I have the 4 best looking tomato starts planted in 14" pots, one each, and I have to say they look a little pathetic and lonely. Since they had already been transplanted once from those little tiny seed starters into a 3" peat pot, I just tore off the bottom of the pot, twisted it down tight into the soil in the larger pot then filled the pot up around it. My thinking is that the roots will readily continue to grow down into the larger pot but I have minimized the trauma of transplanting. We'll see.
After planting batch 2 of carrots but before thinning batch 1 |
I have a half grow-box each of Swiss Chard, Buttercrunch lettuce, Bronze Mignonette lettuce, and spinach seeds started. (Or at least in the ground.

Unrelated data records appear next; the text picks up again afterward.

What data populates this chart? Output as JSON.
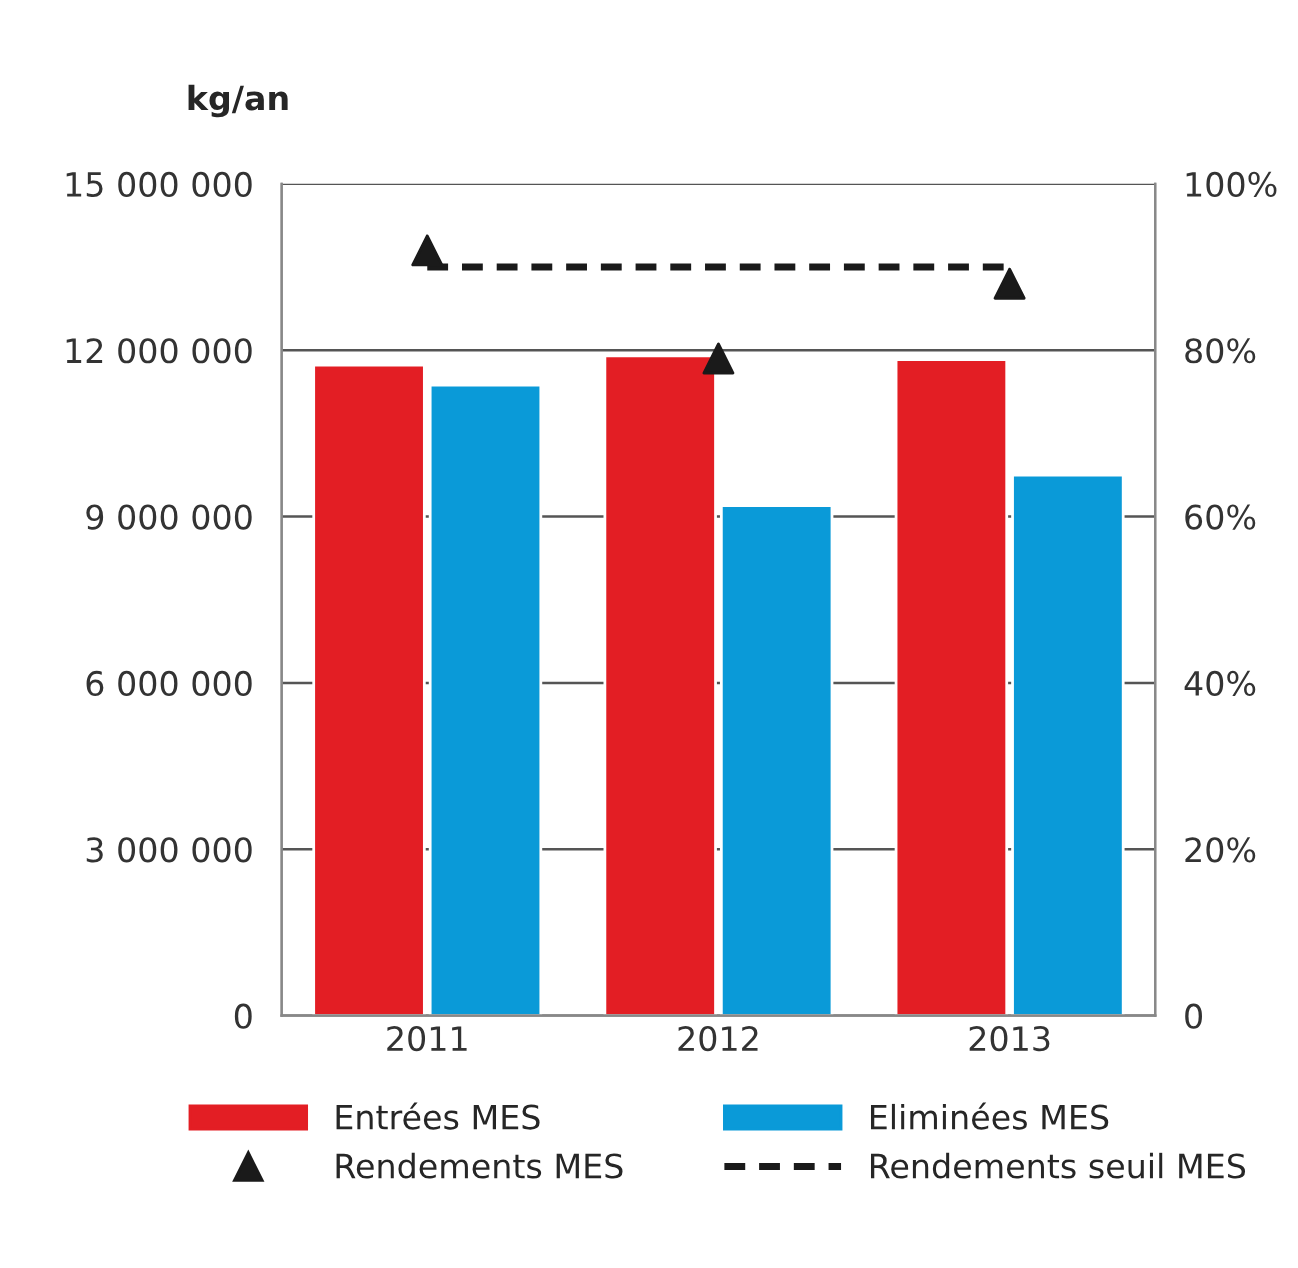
{
  "chart_data": {
    "type": "bar",
    "ylabel": "kg/an",
    "categories": [
      "2011",
      "2012",
      "2013"
    ],
    "series": [
      {
        "name": "Entrées MES",
        "color": "#e31e24",
        "values": [
          11730000,
          11900000,
          11830000
        ]
      },
      {
        "name": "Eliminées MES",
        "color": "#0a9ad8",
        "values": [
          11370000,
          9200000,
          9750000
        ]
      },
      {
        "name": "Rendements MES",
        "type": "scatter",
        "axis": "y2",
        "marker": "triangle",
        "color": "#1a1a1a",
        "values": [
          92,
          79,
          88
        ]
      },
      {
        "name": "Rendements seuil MES",
        "type": "line",
        "axis": "y2",
        "line_style": "dashed",
        "marker": "none",
        "color": "#1a1a1a",
        "values": [
          90,
          90,
          90
        ]
      }
    ],
    "ylim": [
      0,
      15000000
    ],
    "yticks": [
      {
        "value": 0,
        "label": "0"
      },
      {
        "value": 3000000,
        "label": "3 000 000"
      },
      {
        "value": 6000000,
        "label": "6 000 000"
      },
      {
        "value": 9000000,
        "label": "9 000 000"
      },
      {
        "value": 12000000,
        "label": "12 000 000"
      },
      {
        "value": 15000000,
        "label": "15 000 000"
      }
    ],
    "y2lim": [
      0,
      100
    ],
    "y2ticks": [
      {
        "value": 0,
        "label": "0"
      },
      {
        "value": 20,
        "label": "20%"
      },
      {
        "value": 40,
        "label": "40%"
      },
      {
        "value": 60,
        "label": "60%"
      },
      {
        "value": 80,
        "label": "80%"
      },
      {
        "value": 100,
        "label": "100%"
      }
    ],
    "grid": "y",
    "legend": "bottom"
  }
}
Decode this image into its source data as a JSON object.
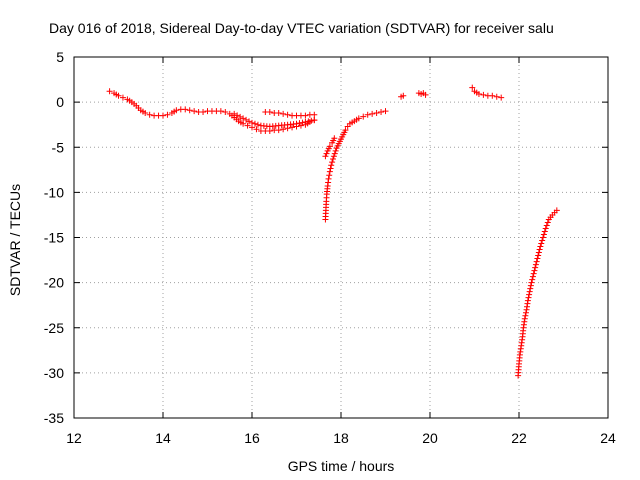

I won't know if they're going to actually 'start' for a while.)
Preparing a tomato for planting in a large pot |
I have two more grow boxes filled with soil and ready to go and should sort through the squash and cucumber seeds and get them going soon, but things have just been a little busy.
Oh, and I'm working on getting that dang mobile greenhouse built so I have a protected place to put all this stuff!